The facility has kept its accreditation. “We are aware that Laurel Heights has remained fully accredited since Austin’s death, and are concerned,” said Austin’s father, Jack Skidmore. “Austin was a very special child, and we miss our son dearly.”
Rep. Greg Walden (R., Ore.), who chairs the House Energy and Commerce Committee, which oversees health issues, said the panel began an investigation into the accreditation process after the Journal’s initial story on hospital accreditation in September 2017.
“These findings are of great concern and underscore the need to critically evaluate the performance of accrediting organizations in all segments of the health-care sector,” Mr. Walden said of the new data findings on psychiatric hospitals.
When safety problems arise, the federal agency can terminate Medicare funding, but that is a move of last resort, since medical centers cut off from such funding are often forced to close.
Some industry leaders expressed disbelief that a hospital that was terminated from Medicare could keep its accreditation.
“If they’re terminated, they wouldn’t be accredited. I don’t see that. I’m not aware of that happening,” said Mark Covall, president and chief executive of the National Association for Behavioral Healthcare, which represents more than 1,000 behavioral facilities.
But that is what happened at Timberlawn Behavioral Health System, a psychiatric hospital in Dallas, which was cut off from Medicare in August 2015 for repeated and serious violations. It kept its accreditation and displayed the accompanying Joint Commission “Gold Seal of Approval” on its website to recruit potential patients. The hospital is now closed.
Timberlawn had received nearly $20 million in Medicare funding since 2014.
Eastern State Hospital, a psychiatric hospital in Williamsburg, Va., also kept its full Joint Commission accreditation after it was terminated in April 2016 from Medicare, which funded over $1 million in treatment from 2014 to 2016.
The accreditation industry is facing heightened scrutiny following the Journal’s initial report. The Trump administration said last week it was weighing whether to continue approving accrediting organizations that also have consulting arms, which would include the Joint Commission. CMS, a division of the Department of Health and Human Services, has announced increased oversight. Officials unveiled a pilot project to change how they evaluate accrediting organizations, and said they would provide the public with new information about the performance of accreditors and hospitals.

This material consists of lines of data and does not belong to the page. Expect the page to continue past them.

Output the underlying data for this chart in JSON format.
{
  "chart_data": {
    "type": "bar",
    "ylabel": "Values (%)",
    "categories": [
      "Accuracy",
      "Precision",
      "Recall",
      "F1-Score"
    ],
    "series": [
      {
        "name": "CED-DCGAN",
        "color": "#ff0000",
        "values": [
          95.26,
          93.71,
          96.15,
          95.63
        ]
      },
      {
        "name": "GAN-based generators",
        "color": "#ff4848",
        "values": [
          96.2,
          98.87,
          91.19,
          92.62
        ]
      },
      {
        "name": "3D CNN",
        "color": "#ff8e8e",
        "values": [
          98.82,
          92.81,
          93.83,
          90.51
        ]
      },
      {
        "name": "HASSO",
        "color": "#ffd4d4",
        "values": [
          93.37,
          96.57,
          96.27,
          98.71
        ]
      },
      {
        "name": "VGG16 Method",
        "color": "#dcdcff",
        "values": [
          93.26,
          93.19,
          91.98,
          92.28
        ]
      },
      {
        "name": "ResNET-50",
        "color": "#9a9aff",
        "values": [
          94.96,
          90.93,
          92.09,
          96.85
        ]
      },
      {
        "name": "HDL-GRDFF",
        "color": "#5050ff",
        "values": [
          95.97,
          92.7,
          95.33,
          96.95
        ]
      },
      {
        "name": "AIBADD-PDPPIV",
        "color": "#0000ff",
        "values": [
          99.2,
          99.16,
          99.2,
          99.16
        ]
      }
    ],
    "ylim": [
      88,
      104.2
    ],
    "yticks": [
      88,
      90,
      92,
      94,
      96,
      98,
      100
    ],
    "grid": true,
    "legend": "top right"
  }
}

The Energy and Commerce Committee launched an investigation in March into accrediting organizations. And Sen. Chuck Grassley (R., Iowa) is working with CMS staff to determine what statutory changes are needed to make accreditors’ confidential inspection reports public.
The Joint Commission said most hospitals come into compliance once deficiencies are pointed out. “The goal of the private accreditation system is to identify deficiencies in care and have the hospitals correct those deficiencies—it is not to find as many deficiencies as possible to justify removing accreditation from those organizations,” the commission said.
About three-fourths of the psychiatric hospitals found with violations in 2014 or 2016 went on to have later violations, according to an analysis of the federal data.
CMS officials, who oversee the commission and grant it authority to inspect hospitals, have been concerned for years about the accreditation of psychiatric hospitals.
In December 2015, CMS cited “serious issues” regarding the commission’s performance. It later put its psychiatric-accreditation program under probation, which ended in December 2016. But CMS ultimately backed the program, saying it would closely monitor the commission’s work.
—Paul Overberg contributed to this article.